Loading a large dataset in Batches from Disk

UKPLab / sentence-transformers

State-of-the-Art Text Embeddings

https://www.sbert.net

Apache License 2.0

14.99k stars 2.45k forks source link

Loading a large dataset in Batches from Disk #2801

Open bely66 opened 3 months ago

bely66 commented 3 months ago

Hi Everyone,

I'm trying to run model pre-training using a large dataset +150GB.

And looked around for any reference to do that using the APIs of the library but found nothing saddly.

Any idea on how I can do that, or if there's any close release that will resolve this?
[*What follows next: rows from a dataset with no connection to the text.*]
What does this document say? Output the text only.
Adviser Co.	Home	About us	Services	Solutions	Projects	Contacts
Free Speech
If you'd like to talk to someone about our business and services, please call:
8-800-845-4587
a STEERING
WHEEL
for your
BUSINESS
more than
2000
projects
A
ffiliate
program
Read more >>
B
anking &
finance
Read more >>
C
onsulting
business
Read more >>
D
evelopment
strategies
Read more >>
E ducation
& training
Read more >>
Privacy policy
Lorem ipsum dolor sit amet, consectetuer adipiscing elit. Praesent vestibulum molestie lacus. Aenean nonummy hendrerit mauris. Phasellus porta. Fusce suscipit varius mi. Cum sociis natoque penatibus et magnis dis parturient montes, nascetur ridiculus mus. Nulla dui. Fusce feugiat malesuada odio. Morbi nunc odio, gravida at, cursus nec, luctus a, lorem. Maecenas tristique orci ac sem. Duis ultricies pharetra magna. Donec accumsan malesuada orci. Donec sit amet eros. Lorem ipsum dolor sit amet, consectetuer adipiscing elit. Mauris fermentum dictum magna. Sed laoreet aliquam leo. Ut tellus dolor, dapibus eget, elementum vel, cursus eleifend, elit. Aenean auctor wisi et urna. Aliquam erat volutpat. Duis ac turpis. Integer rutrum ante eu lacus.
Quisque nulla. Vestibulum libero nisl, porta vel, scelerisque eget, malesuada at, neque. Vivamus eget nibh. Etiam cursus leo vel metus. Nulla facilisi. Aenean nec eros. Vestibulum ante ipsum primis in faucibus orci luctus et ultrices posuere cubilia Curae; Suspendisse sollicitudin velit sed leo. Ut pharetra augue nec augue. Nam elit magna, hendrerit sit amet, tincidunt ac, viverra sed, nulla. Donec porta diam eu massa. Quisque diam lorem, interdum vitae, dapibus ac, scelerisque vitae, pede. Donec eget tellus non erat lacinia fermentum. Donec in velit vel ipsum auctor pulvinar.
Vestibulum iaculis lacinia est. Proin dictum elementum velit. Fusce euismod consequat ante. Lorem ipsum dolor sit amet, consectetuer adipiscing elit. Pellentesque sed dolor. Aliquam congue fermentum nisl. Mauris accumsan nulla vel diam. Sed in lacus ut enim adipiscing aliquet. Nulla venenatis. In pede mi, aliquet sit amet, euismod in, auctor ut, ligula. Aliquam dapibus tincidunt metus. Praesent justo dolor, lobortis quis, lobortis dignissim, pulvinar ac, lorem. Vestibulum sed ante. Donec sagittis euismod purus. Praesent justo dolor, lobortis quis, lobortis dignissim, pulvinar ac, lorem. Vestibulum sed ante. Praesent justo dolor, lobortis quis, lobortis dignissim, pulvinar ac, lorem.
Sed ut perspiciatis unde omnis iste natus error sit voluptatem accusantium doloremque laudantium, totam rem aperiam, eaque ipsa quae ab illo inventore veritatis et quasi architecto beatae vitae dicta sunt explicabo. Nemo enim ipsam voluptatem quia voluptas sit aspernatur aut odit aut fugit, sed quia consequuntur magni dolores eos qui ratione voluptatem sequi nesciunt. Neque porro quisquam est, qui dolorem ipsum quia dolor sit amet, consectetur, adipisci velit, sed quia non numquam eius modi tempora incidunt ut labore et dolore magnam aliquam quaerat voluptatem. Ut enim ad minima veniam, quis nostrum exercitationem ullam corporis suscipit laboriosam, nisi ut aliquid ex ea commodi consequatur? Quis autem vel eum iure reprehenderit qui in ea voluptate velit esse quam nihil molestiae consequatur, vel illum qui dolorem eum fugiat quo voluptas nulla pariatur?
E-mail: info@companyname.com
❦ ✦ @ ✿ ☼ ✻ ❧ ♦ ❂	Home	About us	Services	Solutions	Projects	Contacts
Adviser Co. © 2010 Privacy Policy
Thank you so much for the continuous support

tomaarsen commented 3 months ago

Hello!

My recommendation is to look at the datasets documentation. To my knowledge, it allows you to load large datasets without incurring large memory costs. You can load data of various formats and save them as Arrow files.

Tom Aarsen

bely66 commented 3 months ago

Hi @tomaarsen Yes, iterable datasets solve the issue, but there's no direct support on Sentence Transformers.

that's what I was asking about, any idea how to import iterable dataset inside of my training loop

tomaarsen commented 3 months ago

IterableDatasets support is being added in #2792. You can already experiment with it via:

pip install git+https://github.com/tomaarsen/sentence-transformers.git@feat/streaming_datasets

Then you can load the dataset with streaming=True, e.g.

from datasets import load_dataset

train_dataset = load_dataset("sentence-transformers/gooaq", split="train", streaming=streaming)

although this is not a dataset from disk, but instead from the Hugging Face Hub.

Otherwise you can use load_from_disk, by default this doesn't put the dataset in memory I believe: https://huggingface.co/docs/datasets/en/package_reference/loading_methods#datasets.load_from_disk

Tom Aarsen

zxzl commented 2 months ago

@bely66 @tomaarsen

When just iterating over a dataset, huggingface dataset does not load all the data in memory. https://huggingface.co/learn/nlp-course/en/chapter5/4

But currently batch samplers https://github.com/UKPLab/sentence-transformers/blob/master/sentence_transformers/trainer.py#L484 use SubsetRandomSampler and it tries to load random part of data on memory.

So in my case, shuffle datasets before saving to disk and using SequentialSampler instead helped me training over a large dataset that can't be trained with the released version.